The first row of $Q_n$ gives
\begin{align*}
\sqrt n(\widehat{\mu}_n-\mu)=\Sigma^{1/2}W_1.
\end{align*}
The remaining rows span the orthogonal complement of the constant vector in $\mathbb{R}^n$, so the residual sum of squares satisfies
\begin{align*}
\widehat{\Sigma}_n
=
\Sigma^{1/2}
\left(
\frac{1}{n}\sum_{a=2}^{n}W_aW_a^\top
\right)
\Sigma^{1/2}.
\end{align*}
Thus $\sqrt n(\widehat{\mu}_n-\mu)$ is a measurable function of $W_1$, while $\widehat{\Sigma}_n$ is a measurable function of $(W_2,\dots,W_n)$. Since $W_1$ is independent of $(W_2,\dots,W_n)$, the random vectors $\sqrt n(\widehat{\mu}_n-\mu)$ and $\sqrt n\,\operatorname{vec}(\widehat{\Sigma}_n-\Sigma)$ are independent for each $n$.
We now pass from marginal convergence to joint convergence using characteristic functions. For $u \in \mathbb{R}^p$ and $v \in \mathbb{R}^{p^2}$, define
\begin{align*}
\phi_n(u,v)
:=
\mathbb{E}\left[
\exp\left(
i u^\top \sqrt n(\widehat{\mu}_n-\mu)
+ i v^\top \sqrt n\operatorname{vec}(\widehat{\Sigma}_n-\Sigma)
\right)
\right].
\end{align*}
The finite-sample independence just proved gives the factorisation
\begin{align*}
\phi_n(u,v)
&=
\mathbb{E}\left[\exp\left(i u^\top \sqrt n(\widehat{\mu}_n-\mu)\right)\right]
\mathbb{E}\left[\exp\left(i v^\top \sqrt n\operatorname{vec}(\widehat{\Sigma}_n-\Sigma)\right)\right].
\end{align*}
The first factor converges to $\exp(-u^\top\Sigma u/2)$ by the exact normal distribution of the scaled sample mean. The second factor converges to $\exp(-v^\top\Gamma v/2)$ by the covariance asymptotic normality proved above. Therefore
\begin{align*}
\phi_n(u,v)
\to
\exp\left(-\frac{1}{2}u^\top\Sigma u\right)
\exp\left(-\frac{1}{2}v^\top\Gamma v\right)
=
\exp\left(
-\frac{1}{2}
\begin{pmatrix} u \\ v \end{pmatrix}^\top
\begin{pmatrix}
\Sigma & 0 \\
0 & \Gamma
\end{pmatrix}
\begin{pmatrix} u \\ v \end{pmatrix}
\right).
\end{align*}
This is the characteristic function of the centred normal vector in $\mathbb{R}^{p+p^2}$ with block diagonal covariance matrix.

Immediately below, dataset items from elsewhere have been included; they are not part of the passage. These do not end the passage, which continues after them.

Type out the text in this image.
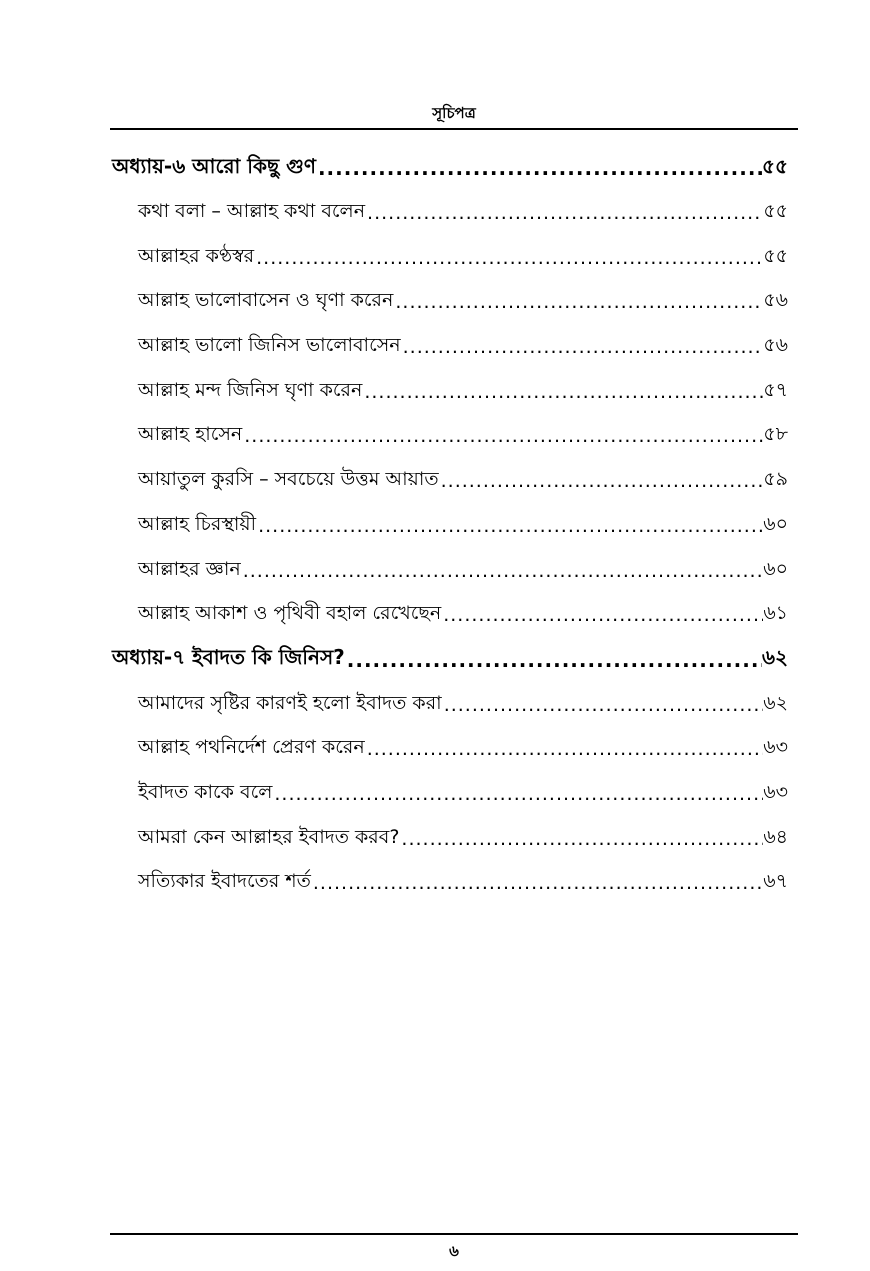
সূচিপত্র
অধ্যায়-৬ আরো কিছু গুণ .....	৫৫
কথা বলা – আল্লাহ কথা বলেন .....	৫৫
আল্লাহর কণ্ঠস্বর .....	৫৫
আল্লাহ ভালোবাসেন ও ঘৃণা করেন .....	৫৬
আল্লাহ ভালো জিনিস ভালোবাসেন .....	৫৬
আল্লাহ মন্দ জিনিস ঘৃণা করেন .....	৫৭
আল্লাহ হাসেন .....	৫৮
আয়াতুল কুরসি – সবচেয়ে উত্তম আয়াত .....	৫৯
আল্লাহ চিরস্থায়ী .....	৬০
আল্লাহর জ্ঞান .....	৬০
আল্লাহ আকাশ ও পৃথিবী বহাল রেখেছেন .....	৬১
অধ্যায়-৭ ইবাদত কি জিনিস? .....	৬২
আমাদের সৃষ্টির কারণই হলো ইবাদত করা .....	৬২
আল্লাহ পথনির্দেশ প্রেরণ করেন .....	৬৩
ইবাদত কাকে বলে .....	৬৩
আমরা কেন আল্লাহর ইবাদত করব? .....	৬৪
সত্যিকার ইবাদতের শর্ত .....	৬৭
৬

Hence
\begin{align*}
\left(\sqrt{n}(\widehat{\mu}_n-\mu),\sqrt{n}\operatorname{vec}(\widehat{\Sigma}_n-\Sigma)\right)
\xrightarrow{d}
\mathcal{N}_{p+p^2}\left(0,
\begin{pmatrix}
\Sigma & 0 \\
0 & \Gamma
\end{pmatrix}
\right).
\end{align*}
The factorisation of the limiting characteristic function into a function of $u$ times a function of $v$ shows that the limiting mean component and limiting covariance component are independent.
[/step]